G.R. No. L-31770 December 5, 1929

THE PEOPLE OF THE PHILIPPINE ISLANDS, plaintiff-appellee,

vs.
ANTONINO HERNANDEZ, defendant-appellant.

Crispin Oben for appellant.


Attorney-General Jaranilla for appellee.

AVANCEÑA, C.J.:

In the judgment appealed from the appellant was convicted of arson and sentenced to eight years and one day
presidio mayor, with the accessaries of law, and the costs.

On February 3, 1929, Miguel Dayrit, the offended party, was living with his children in his house situated in the barrio
of Duque, municipality of Mabalacat, Province of Pampanga. At a little past midnight on that date, and after Miguel
Dayrit had retired, he noticed that the thatched roof of his house was on fire. He got up to fetch some water with
which to extinguish the fire, when, looking out of the window, he saw the appellant beside the house, carrying a stick
(Exhibit A). Miguel Dayrit shouted for help, and started to put out the fire, which he succeeded in doing, after a small
part of the roof had burned. In answer to his cries for help, Artemio Tanglao repaired to the place and saw the
defendant running away. Daniel Mallari also came, and on his way to the house met the defendant.

The appellant knew that Miguel Dayrit and his children lived and were in the house that night.

The testimony of the offended party, corroborated by that of Artemio Tanglao and Daniel Mallari, establishes beyond
all doubt the fact that it was the appellant who set fire to the house. The stick which Miguel Dayrit saw in the
appellant's possession on that night was found leaning against the house with the end burnt and a rag soaked with
petroleum dangling from it. Daniel Mallari recognized it as the stick which the appellant used in getting guava fruits.
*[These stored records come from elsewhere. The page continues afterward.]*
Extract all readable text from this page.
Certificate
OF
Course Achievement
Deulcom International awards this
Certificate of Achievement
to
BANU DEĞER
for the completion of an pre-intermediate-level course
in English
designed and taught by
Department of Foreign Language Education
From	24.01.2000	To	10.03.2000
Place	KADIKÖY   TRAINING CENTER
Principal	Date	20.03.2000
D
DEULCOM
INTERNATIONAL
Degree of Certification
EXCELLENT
It should be noted, moreover, that prior to the crime, the appellant and the offended party, Miguel Dayrit, had some
disagreements because the offended party suspected that the appellant was stealing his paddy piled up behind his
house. The offended party communicated his suspicions to the barrio lieutenant, who, together with the
complainant, went to the appellant's house, but the latter armed with a bolo, barred their way, saying that he would
cut them to pieces, and that he recognized no authority. This characteristic violence on the part of the appellant was
also shown when, in pursuance of this information, he was arrested; for he refused to give himself up.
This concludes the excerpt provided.